Rhythm and music based games are sometimes difficult to get into if the style of music isn’t to your choosing. Even popular music games like Rock Band, Guitar Hero, Just Dance and even Rocksmith for that matter can feel shallow in their offerings if the songs provided are not your cup of tea.
Beat Da Beat features some fantastic Electronic music that ranges from mellow soft tones to high energy dance fueled dubstep. Each of those beats corresponds to enemy attacks and other visual feats, making the music part of the games’ combat mechanics as well as its audible bliss.
While you start the game with your girlfriend being taken hostage by aliens, all that goes to the wayside as plot is dropped in favor of getting in your ship and fighting it out in space, collecting coins as you’ll use them to upgrade your ship or buy totally new ones.

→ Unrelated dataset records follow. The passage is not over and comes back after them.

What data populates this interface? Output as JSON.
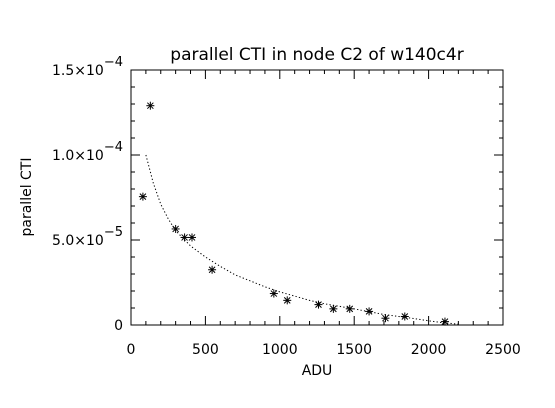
{
  "chart_data": {
    "type": "scatter",
    "title": "parallel CTI in node C2 of w140c4r",
    "xlabel": "ADU",
    "ylabel": "parallel CTI",
    "xlim": [
      0,
      2500
    ],
    "ylim": [
      0,
      0.00015
    ],
    "x_ticks": [
      0,
      500,
      1000,
      1500,
      2000,
      2500
    ],
    "x_tick_labels": [
      "0",
      "500",
      "1000",
      "1500",
      "2000",
      "2500"
    ],
    "y_ticks": [
      0,
      5e-05,
      0.0001,
      0.00015
    ],
    "y_tick_labels": [
      {
        "mant": "0",
        "exp": ""
      },
      {
        "mant": "5.0×10",
        "exp": "−5"
      },
      {
        "mant": "1.0×10",
        "exp": "−4"
      },
      {
        "mant": "1.5×10",
        "exp": "−4"
      }
    ],
    "grid": false,
    "series": [
      {
        "kind": "points",
        "marker": "asterisk",
        "x": [
          80,
          130,
          300,
          360,
          410,
          545,
          960,
          1050,
          1260,
          1360,
          1470,
          1600,
          1710,
          1840,
          2110
        ],
        "y": [
          7.55e-05,
          0.000129,
          5.65e-05,
          5.15e-05,
          5.15e-05,
          3.25e-05,
          1.85e-05,
          1.45e-05,
          1.2e-05,
          9.5e-06,
          9.5e-06,
          8e-06,
          4e-06,
          5e-06,
          2e-06
        ]
      },
      {
        "kind": "fit",
        "style": "dotted",
        "x": [
          100,
          150,
          200,
          250,
          300,
          350,
          400,
          500,
          600,
          700,
          800,
          900,
          1000,
          1100,
          1200,
          1300,
          1400,
          1500,
          1600,
          1700,
          1800,
          1900,
          2000,
          2100,
          2200
        ],
        "y": [
          0.0001,
          8.35e-05,
          7.1e-05,
          6.25e-05,
          5.55e-05,
          5.1e-05,
          4.65e-05,
          4e-05,
          3.45e-05,
          2.95e-05,
          2.6e-05,
          2.25e-05,
          1.95e-05,
          1.7e-05,
          1.45e-05,
          1.25e-05,
          1.1e-05,
          9.5e-06,
          7.8e-06,
          6.2e-06,
          5e-06,
          3.8e-06,
          2.5e-06,
          1.3e-06,
          5e-07
        ]
      }
    ]
  }
}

The ship designs are fantastic, ranging from simple constructs to oddly complex. The visuals here are your typical pixel art craze that most Indy games are gravitating towards these days. While not wholly original, they look great, move with flashy colors, and serve their purpose quite well. Most of the ship variety comes in the method of which way the bullets leave the ship. You’ll start with single shot and then upgrade to your next ship which has a tri-shot blaster.
Upgrading the ships’ comes in 3 fancy flavors: Health, Bombs and Bullets. Health is pretty easy to guess what happens there, and same with Bullets. Bombs; however are screen clearing miracles that allow you to wipe the screen free of bullets and baddies. The upgrade and buying of new ships can easily feel grindy, and depending on how often you pick this up can feel like it’s taking forever to earn the better ships and upgrades. Most of the coins end up usually behind enemy fire and only partially cling to your ship if you manage to get in range. I’ve taken a few hits of health to gather the larger more productive coins and usually sacrifice the ones that are only worth one. It can take a while to earn the other ships and this is where the game starts to wear thin.
The aliens in the game usually have just a few attack patterns, and most of them stay completely still, making them easy targets. Some enemies have interesting dance patterns that allow them to be somewhat unpredictable, but at least the first 4-5 levels you’ll find each of your foes almost lining themselves up to be shot. Bosses are great and a few of them are really well designed battles with some interesting mechanics. There is even a slow down system that not only slows down the enemies, but the music as well.
The biggest problem with games centered around music is the repetition of the songs provided, and depending on your skill level, you’ll hear these tracks from the start over and over again. The tracks here by Waterflame, Levelate, Lone-X, JBroadway, and The Biocide are great and hugely entertaining, but after hearing them again and again and again with no change to their structure, they start to wear themselves out. I wish, upon starting up the game again to earn more coins, that you could use some coins to purchase ‘remix’ modes that would shake up the beats and tones to add a bit of variety to replaying the game. I felt I had to space out the game a bit each time I died so that I wouldn’t get sick of the hearing the same music replay all over again, which only helped a little.
Beat Da Beat is an interesting take on the music based genre. Its use of timing the beats to the enemies attacks is executed extremely well and the pixel art adds to the overall enjoyment of this unique experience. While the upgrade system is fairly shallow and the retread of hearing the tracks over and over again upon dying can get a bit annoying, Beat Da Beat is a solid if flawed gaming experience that you can easily find some enjoyment with.